Und ich lachte ihn aus. Ich wußte es besser; es war mein Körper, oder etwa nicht? Ich konnte sogar Zeit erübrigen, um an etwas außer den langen grünen Pillen zu denken - kam einmal sogar so weit wie bis zur Warteschlange an dem einen öffentlichen Telefon, mit der festen Absicht, Mitzi anzurufen.

Und das hatte ich auch, wenn mich nicht einer dieser Übelkeitsanfälle zum Gemeinschaftsabtritt getrieben hätte, und dann blieb keine Zeit mehr, noch einmal die Schlange durchzustehen.

Und zwei weitere Wochen vergingen, und das war das Ende von Phase eins. Des unangenehmen Teils.

Ich Narr. Ich hatte unseren Instruktor nicht gefragt, wie der zweite Teil sein würde. Ich hatte zum Glück hoffnungsvoll angenommen, daß, wenn Phase Eins als unangenehm beschrieben wurde, sich Phase Zwei am besten als wenigstens okay beschreiben lassen wurde.

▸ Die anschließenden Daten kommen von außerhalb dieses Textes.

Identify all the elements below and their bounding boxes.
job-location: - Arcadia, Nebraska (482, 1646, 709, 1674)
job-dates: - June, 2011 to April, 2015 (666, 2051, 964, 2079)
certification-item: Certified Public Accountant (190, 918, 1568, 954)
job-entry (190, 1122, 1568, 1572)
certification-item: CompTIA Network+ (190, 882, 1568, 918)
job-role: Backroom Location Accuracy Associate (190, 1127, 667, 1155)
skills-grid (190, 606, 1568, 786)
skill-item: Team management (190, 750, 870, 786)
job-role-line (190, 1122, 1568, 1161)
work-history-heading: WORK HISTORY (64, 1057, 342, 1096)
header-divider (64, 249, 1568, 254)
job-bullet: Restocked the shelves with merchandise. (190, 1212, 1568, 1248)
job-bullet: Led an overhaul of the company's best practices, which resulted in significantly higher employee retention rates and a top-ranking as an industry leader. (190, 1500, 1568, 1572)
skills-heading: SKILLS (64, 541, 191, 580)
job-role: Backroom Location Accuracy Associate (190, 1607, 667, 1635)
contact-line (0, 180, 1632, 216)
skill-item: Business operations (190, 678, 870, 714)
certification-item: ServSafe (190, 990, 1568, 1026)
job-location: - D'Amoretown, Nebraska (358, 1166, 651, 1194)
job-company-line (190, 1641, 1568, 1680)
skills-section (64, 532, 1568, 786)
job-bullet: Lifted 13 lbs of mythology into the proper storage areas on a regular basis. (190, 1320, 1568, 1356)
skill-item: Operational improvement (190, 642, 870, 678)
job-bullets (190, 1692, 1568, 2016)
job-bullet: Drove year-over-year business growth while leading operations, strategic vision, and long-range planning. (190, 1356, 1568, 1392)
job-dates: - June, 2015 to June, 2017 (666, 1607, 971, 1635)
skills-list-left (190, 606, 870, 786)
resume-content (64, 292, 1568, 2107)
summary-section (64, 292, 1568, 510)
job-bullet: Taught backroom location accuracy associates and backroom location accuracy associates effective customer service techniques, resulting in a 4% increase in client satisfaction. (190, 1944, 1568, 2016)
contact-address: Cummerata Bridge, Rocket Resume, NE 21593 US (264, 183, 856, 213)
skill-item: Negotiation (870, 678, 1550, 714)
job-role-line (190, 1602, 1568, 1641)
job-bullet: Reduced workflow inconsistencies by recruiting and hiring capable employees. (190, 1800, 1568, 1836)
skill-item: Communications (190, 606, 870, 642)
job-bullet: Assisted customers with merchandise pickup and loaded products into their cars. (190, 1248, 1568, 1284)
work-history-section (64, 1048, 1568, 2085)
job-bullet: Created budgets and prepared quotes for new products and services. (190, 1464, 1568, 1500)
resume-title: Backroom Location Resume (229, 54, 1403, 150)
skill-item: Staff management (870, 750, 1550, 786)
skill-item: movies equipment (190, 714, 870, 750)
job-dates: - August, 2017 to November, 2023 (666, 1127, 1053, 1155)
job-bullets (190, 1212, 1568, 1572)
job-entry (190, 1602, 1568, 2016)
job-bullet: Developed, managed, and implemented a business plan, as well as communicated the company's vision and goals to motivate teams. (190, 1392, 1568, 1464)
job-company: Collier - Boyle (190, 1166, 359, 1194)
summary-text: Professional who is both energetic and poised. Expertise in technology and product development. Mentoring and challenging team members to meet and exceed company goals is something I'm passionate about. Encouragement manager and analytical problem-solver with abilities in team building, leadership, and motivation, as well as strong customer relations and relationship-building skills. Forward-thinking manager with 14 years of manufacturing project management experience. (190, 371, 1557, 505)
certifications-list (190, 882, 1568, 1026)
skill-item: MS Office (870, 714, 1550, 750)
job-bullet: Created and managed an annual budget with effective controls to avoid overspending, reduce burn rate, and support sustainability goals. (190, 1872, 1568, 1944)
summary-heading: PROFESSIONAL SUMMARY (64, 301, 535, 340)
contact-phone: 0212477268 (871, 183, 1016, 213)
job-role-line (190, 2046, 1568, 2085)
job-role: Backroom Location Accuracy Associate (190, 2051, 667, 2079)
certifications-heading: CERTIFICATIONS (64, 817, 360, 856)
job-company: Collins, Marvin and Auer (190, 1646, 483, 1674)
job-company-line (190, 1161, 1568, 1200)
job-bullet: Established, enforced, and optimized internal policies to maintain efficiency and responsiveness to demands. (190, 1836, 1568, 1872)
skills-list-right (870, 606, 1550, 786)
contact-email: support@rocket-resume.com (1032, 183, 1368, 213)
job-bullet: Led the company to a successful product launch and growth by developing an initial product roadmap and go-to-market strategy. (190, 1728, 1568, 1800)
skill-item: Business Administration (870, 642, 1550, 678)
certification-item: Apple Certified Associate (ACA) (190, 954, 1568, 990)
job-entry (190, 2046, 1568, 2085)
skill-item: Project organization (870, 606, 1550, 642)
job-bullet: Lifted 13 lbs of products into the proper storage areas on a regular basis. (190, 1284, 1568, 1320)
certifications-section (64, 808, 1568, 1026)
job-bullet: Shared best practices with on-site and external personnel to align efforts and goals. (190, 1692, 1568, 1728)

Das war, bevor ich die Aversionstherapie und den endgültigen Entzug kennenlernte und herausfand, daß Phase zwei bestimmt nicht das war, was man unangenehm nennen würde. Sie war viel mehr als unangenehm. Der beste Ausdruck, der mir dafür einteilt, ist schlicht und einfach: die reinste Hölle.

Ich glaube, daß ich nicht mehr über Phase Zwei sprechen möchte, denn jedesmal, wenn ich das tue, fange ich an zu zittern; aber ich überstand sie. So wie die Gifte aus meinem Körper verschwanden, schienen sie auch aus meinem Kopf zu verschwinden. Als der Direktor mir die Hand schüttelte und mich in eine Rakete zurück in die Welt setzte - diesmal bei Bewußtsein -, fühlte ich mich - immer noch nicht gut - eher traurig als gut - eher wütend als traurig - aber vielleicht zum ersten Mal in meinem Leben vernünftig.